Thomas se para y nosotros nos paramos con él, dejando que la carreta acentúe su adelanto.

– ¿Y es para eso -dice con voz baja e indignada- nada más que para desterrarlo, vas a poner tu vida en manos de esos cuatro tipos que no conoces ni por asomo? ¡Gentes de la banda de Vilmain!

Lo miro. Acabo de comprender, por fin, la verdadera razón de su hostilidad a mi "teatro". Es la misma, en el fondo, que la de Jacquet. Teme por mi seguridad. Levanto los hombros. Para mí, es un riesgo que no existe. Desde ayer, Hervé y Mauricio tenían todas las ocasiones posibles para traicionarnos. No lo han hecho, han combatido con nosotros. En cuanto a los otros dos, no piensan más que en una cosa: integrarse lo más rápido posible en nuestra comunidad.

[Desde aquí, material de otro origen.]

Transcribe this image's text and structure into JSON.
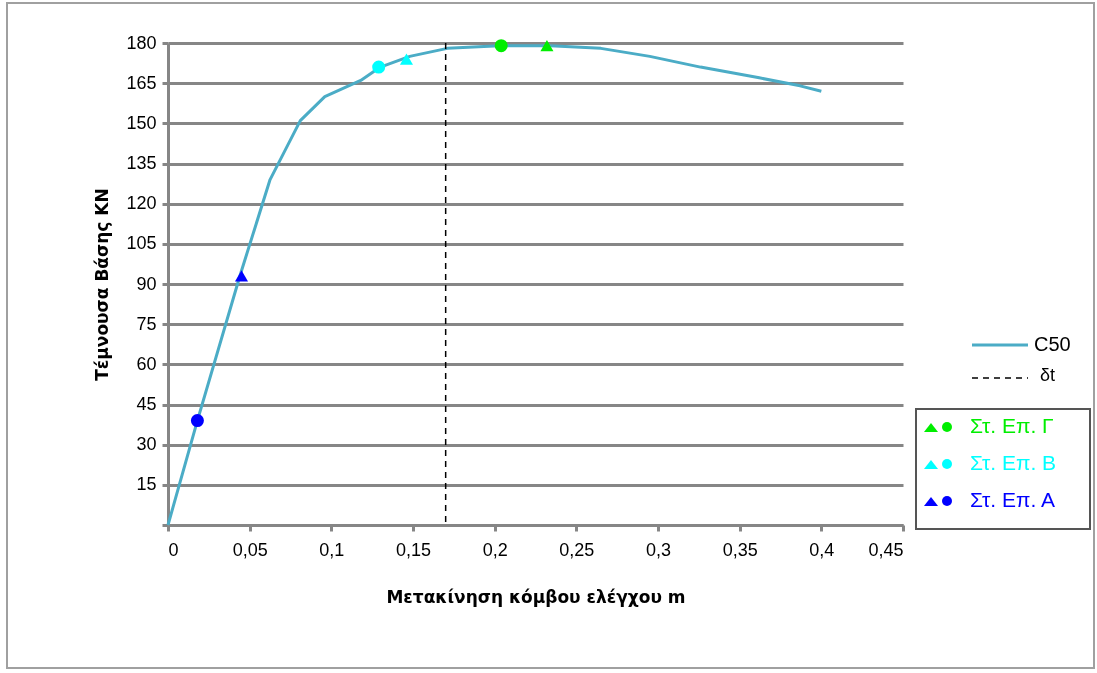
{
  "chart_data": {
    "type": "line",
    "xlabel": "Μετακίνηση κόμβου ελέγχου m",
    "ylabel": "Τέμνουσα Βάσης KN",
    "xlim": [
      0,
      0.45
    ],
    "ylim": [
      0,
      180
    ],
    "xticks": [
      0,
      {
        "value": 0.05,
        "label": "0,05"
      },
      {
        "value": 0.1,
        "label": "0,1"
      },
      {
        "value": 0.15,
        "label": "0,15"
      },
      {
        "value": 0.2,
        "label": "0,2"
      },
      {
        "value": 0.25,
        "label": "0,25"
      },
      {
        "value": 0.3,
        "label": "0,3"
      },
      {
        "value": 0.35,
        "label": "0,35"
      },
      {
        "value": 0.4,
        "label": "0,4"
      },
      {
        "value": 0.45,
        "label": "0,45"
      }
    ],
    "yticks": [
      {
        "value": 0,
        "label": null
      },
      15,
      30,
      45,
      60,
      75,
      90,
      105,
      120,
      135,
      150,
      165,
      180
    ],
    "grid": "y",
    "legend": "right",
    "series": [
      {
        "name": "C50",
        "color": "#4bacc6",
        "x": [
          0,
          0.018,
          0.044,
          0.0625,
          0.081,
          0.096,
          0.118,
          0.13,
          0.148,
          0.171,
          0.203,
          0.234,
          0.265,
          0.295,
          0.326,
          0.362,
          0.387,
          0.4
        ],
        "values": [
          0,
          39,
          93,
          129,
          151,
          160,
          166,
          171,
          175,
          178,
          179,
          179,
          178,
          175,
          171,
          167,
          164,
          162
        ]
      },
      {
        "name": "Στ. Επ. Γ",
        "type": "scatter",
        "color": "#00ee00",
        "marker": [
          "circle",
          "triangle"
        ],
        "x": [
          0.204,
          0.232
        ],
        "values": [
          179,
          179
        ]
      },
      {
        "name": "Στ. Επ. Β",
        "type": "scatter",
        "color": "#00ffff",
        "marker": [
          "circle",
          "triangle"
        ],
        "x": [
          0.129,
          0.146
        ],
        "values": [
          171,
          174
        ]
      },
      {
        "name": "Στ. Επ. Α",
        "type": "scatter",
        "color": "#0000ff",
        "marker": [
          "circle",
          "triangle"
        ],
        "x": [
          0.018,
          0.045
        ],
        "values": [
          39,
          93
        ]
      }
    ],
    "ref_lines": [
      {
        "axis": "x",
        "value": 0.17,
        "label": "δt",
        "color": "#000000",
        "line_style": "dashed"
      }
    ]
  }
}
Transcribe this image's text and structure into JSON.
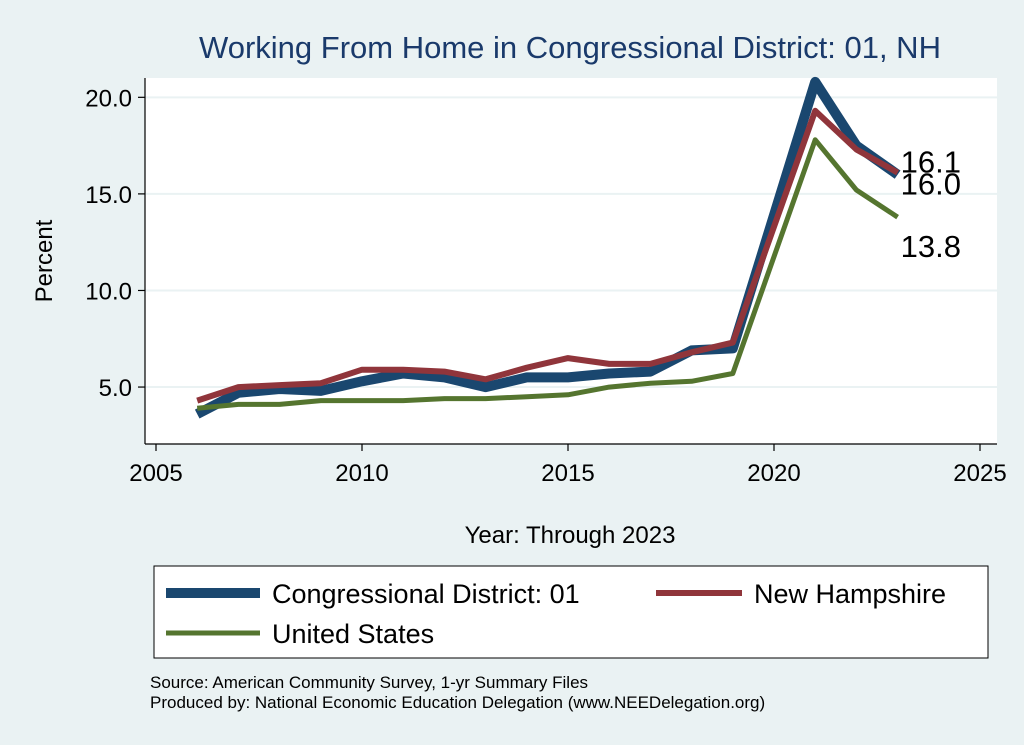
{
  "chart_data": {
    "type": "line",
    "title": "Working From Home in Congressional District: 01, NH",
    "xlabel": "Year: Through 2023",
    "ylabel": "Percent",
    "xlim": [
      2005,
      2025
    ],
    "ylim": [
      2.0,
      21.0
    ],
    "xticks": [
      2005,
      2010,
      2015,
      2020,
      2025
    ],
    "yticks": [
      5.0,
      10.0,
      15.0,
      20.0
    ],
    "xtick_labels": [
      "2005",
      "2010",
      "2015",
      "2020",
      "2025"
    ],
    "ytick_labels": [
      "5.0",
      "10.0",
      "15.0",
      "20.0"
    ],
    "grid": "horizontal",
    "legend_position": "bottom",
    "x": [
      2006,
      2007,
      2008,
      2009,
      2010,
      2011,
      2012,
      2013,
      2014,
      2015,
      2016,
      2017,
      2018,
      2019,
      2021,
      2022,
      2023
    ],
    "series": [
      {
        "name": "Congressional District: 01",
        "color": "#1a476f",
        "values": [
          3.6,
          4.7,
          4.9,
          4.8,
          5.3,
          5.7,
          5.5,
          5.0,
          5.5,
          5.5,
          5.7,
          5.8,
          6.9,
          7.0,
          20.8,
          17.5,
          16.0
        ],
        "end_label": "16.0"
      },
      {
        "name": "New Hampshire",
        "color": "#90353b",
        "values": [
          4.3,
          5.0,
          5.1,
          5.2,
          5.9,
          5.9,
          5.8,
          5.4,
          6.0,
          6.5,
          6.2,
          6.2,
          6.8,
          7.3,
          19.3,
          17.3,
          16.1
        ],
        "end_label": "16.1"
      },
      {
        "name": "United States",
        "color": "#55752f",
        "values": [
          3.9,
          4.1,
          4.1,
          4.3,
          4.3,
          4.3,
          4.4,
          4.4,
          4.5,
          4.6,
          5.0,
          5.2,
          5.3,
          5.7,
          17.8,
          15.2,
          13.8
        ],
        "end_label": "13.8"
      }
    ],
    "notes": [
      "Source: American Community Survey, 1-yr Summary Files",
      "Produced by: National Economic Education Delegation (www.NEEDelegation.org)"
    ]
  }
}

– Además estarán armados y tú no.

– Hervé y Mauricio conservarán sus 36 y sus cargadores completos. Burg y Jeannet recibirán fusiles, pero sin municiones. Y yo, tengo esto.

Saco del bolsillo el pequeño revólver del tío que se me ocurrió buscar en el cajón de mi escritorio cuando me cambié. Es un chiche. Pero habituado como lo estoy, después del golpe de los Rhunes, a llevar constantemente un fusil al hombro, me sentiría desnudo sin un arma. Y esta, por más pequeña que sea, tranquiliza a Thomas, ya lo veo.

– Yo -dice Meyssonnier, que viene de rumiar todo el problema en los sucesivos buches de su cerebro- opino que es una buena idea. Habiéndose ido del castillo Josefa y Gazel, los larroquenses no saben hasta qué punto Fulbert era culo y camisa con Vilmain. Y solamente si aceptan condenarte él va a revelárselos. Ya está -prosigue Meyssonnier con aire serio y competente-. Es una buena cosa, finalmente. Vamos a forzar al enemigo a revelarse.